Second: it creates connotation-patterns. Connotations bleed over; this is the point of ideographs. If a columnist in America calls bacon jerky racist, if a columnist in the USSR calls bacon jerky capitalist, if a columnist in Nazi Germany calls bacon jerky artfremd, what the columnist intends is to bleed over the negative connotation of racist, capitalist, or artfremd onto the both the term and the referent bacon jerky, causing it to take on a negative connotation in the mind of the reader. (I have a bag of bacon jerky on my desk. It’s actually good. This still surprises me.) If a book is labeled with a trigger warning for racism, cissexism, or ableism—possibly if a book is labeled with any trigger warning at all—the negative connotations of the trigger warning will bleed over and associate themselves with the book. And if books that do not conform with progressive ideals come to take on more negative connotations than books that do, that will strengthen progressivism.

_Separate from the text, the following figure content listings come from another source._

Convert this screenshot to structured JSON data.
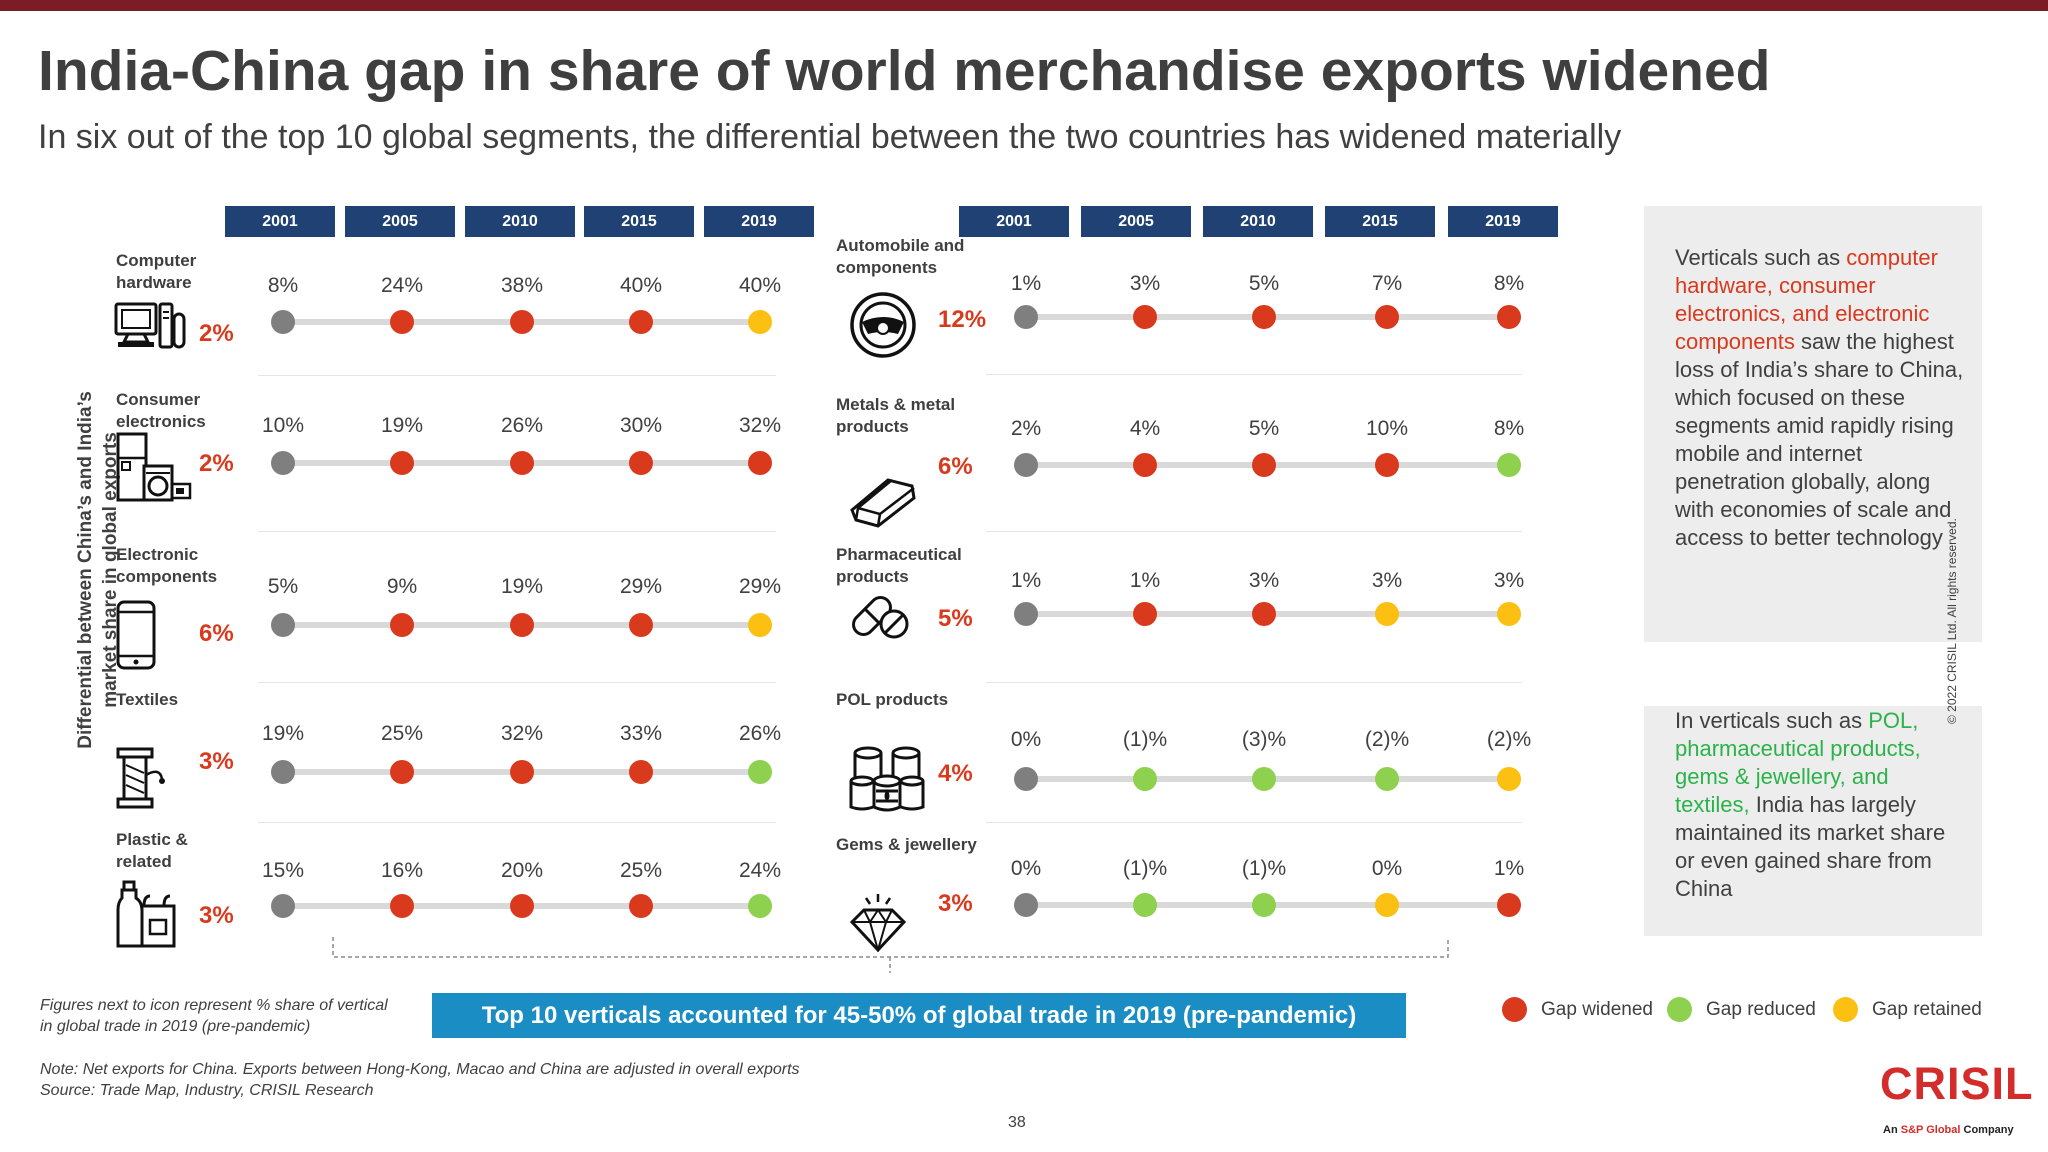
{
  "header": {
    "title": "India-China gap in share of world merchandise exports widened",
    "subtitle": "In six out of the top 10 global segments, the differential between the two countries has widened materially"
  },
  "side_label": "Differential between China’s and India’s market share in global exports",
  "years": [
    "2001",
    "2005",
    "2010",
    "2015",
    "2019"
  ],
  "left_rows": [
    {
      "name": "Computer hardware",
      "share": "2%",
      "icon": "computer-icon",
      "values": [
        "8%",
        "24%",
        "38%",
        "40%",
        "40%"
      ],
      "status": [
        "base",
        "widened",
        "widened",
        "widened",
        "retained"
      ]
    },
    {
      "name": "Consumer electronics",
      "share": "2%",
      "icon": "appliances-icon",
      "values": [
        "10%",
        "19%",
        "26%",
        "30%",
        "32%"
      ],
      "status": [
        "base",
        "widened",
        "widened",
        "widened",
        "widened"
      ]
    },
    {
      "name": "Electronic components",
      "share": "6%",
      "icon": "mobile-phone-icon",
      "values": [
        "5%",
        "9%",
        "19%",
        "29%",
        "29%"
      ],
      "status": [
        "base",
        "widened",
        "widened",
        "widened",
        "retained"
      ]
    },
    {
      "name": "Textiles",
      "share": "3%",
      "icon": "textile-icon",
      "values": [
        "19%",
        "25%",
        "32%",
        "33%",
        "26%"
      ],
      "status": [
        "base",
        "widened",
        "widened",
        "widened",
        "reduced"
      ]
    },
    {
      "name": "Plastic & related",
      "share": "3%",
      "icon": "plastic-containers-icon",
      "values": [
        "15%",
        "16%",
        "20%",
        "25%",
        "24%"
      ],
      "status": [
        "base",
        "widened",
        "widened",
        "widened",
        "reduced"
      ]
    }
  ],
  "right_rows": [
    {
      "name": "Automobile and components",
      "share": "12%",
      "icon": "steering-wheel-icon",
      "values": [
        "1%",
        "3%",
        "5%",
        "7%",
        "8%"
      ],
      "status": [
        "base",
        "widened",
        "widened",
        "widened",
        "widened"
      ]
    },
    {
      "name": "Metals & metal products",
      "share": "6%",
      "icon": "metal-bar-icon",
      "values": [
        "2%",
        "4%",
        "5%",
        "10%",
        "8%"
      ],
      "status": [
        "base",
        "widened",
        "widened",
        "widened",
        "reduced"
      ]
    },
    {
      "name": "Pharmaceutical products",
      "share": "5%",
      "icon": "pills-icon",
      "values": [
        "1%",
        "1%",
        "3%",
        "3%",
        "3%"
      ],
      "status": [
        "base",
        "widened",
        "widened",
        "retained",
        "retained"
      ]
    },
    {
      "name": "POL products",
      "share": "4%",
      "icon": "oil-barrels-icon",
      "values": [
        "0%",
        "(1)%",
        "(3)%",
        "(2)%",
        "(2)%"
      ],
      "status": [
        "base",
        "reduced",
        "reduced",
        "reduced",
        "retained"
      ]
    },
    {
      "name": "Gems & jewellery",
      "share": "3%",
      "icon": "diamond-icon",
      "values": [
        "0%",
        "(1)%",
        "(1)%",
        "0%",
        "1%"
      ],
      "status": [
        "base",
        "reduced",
        "reduced",
        "retained",
        "widened"
      ]
    }
  ],
  "colors": {
    "base": "#7f7f7f",
    "widened": "#d9391d",
    "reduced": "#8dd14e",
    "retained": "#fbc011",
    "header": "#1f4173",
    "banner": "#1a8ec4"
  },
  "box1": {
    "pre": "Verticals such as ",
    "hl": "computer hardware, consumer electronics, and electronic components",
    "post": " saw the highest loss of India’s share to China, which focused on these segments amid rapidly rising mobile and internet penetration globally, along with economies of scale and access to better technology"
  },
  "box2": {
    "pre": "In verticals such as ",
    "hl": "POL, pharmaceutical products, gems & jewellery, and textiles,",
    "post": " India has largely maintained its market share or even gained share from China"
  },
  "footnote_icon": "Figures next to icon represent % share of vertical in global trade in 2019 (pre-pandemic)",
  "banner": "Top 10 verticals accounted for 45-50% of global trade in 2019 (pre-pandemic)",
  "legend": [
    {
      "label": "Gap widened",
      "key": "widened"
    },
    {
      "label": "Gap reduced",
      "key": "reduced"
    },
    {
      "label": "Gap retained",
      "key": "retained"
    }
  ],
  "note": "Note: Net exports for China. Exports between Hong-Kong, Macao and China are adjusted in overall exports",
  "source": "Source: Trade Map, Industry, CRISIL Research",
  "page_number": "38",
  "copyright": "© 2022 CRISIL Ltd. All rights reserved.",
  "logo": {
    "name": "CRISIL",
    "tag_pre": "An ",
    "tag_hl": "S&P Global",
    "tag_post": " Company"
  }
}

Third: it amplifies preëxisting connotation-patterns. Consider Whig history: “In the past everything was bad and scary and everyone was dumb. Old things are bad and scary, and old people are dumb. As time goes on, everything gets less bad and scary, and everyone gets smarter. You should not take things from the past seriously, because the past was worse, scarier, and dumber than the present.” Progressivism is recent, and our society has drifted to the left over time; so the aforementioned connotation-patterns play into and amplify this one.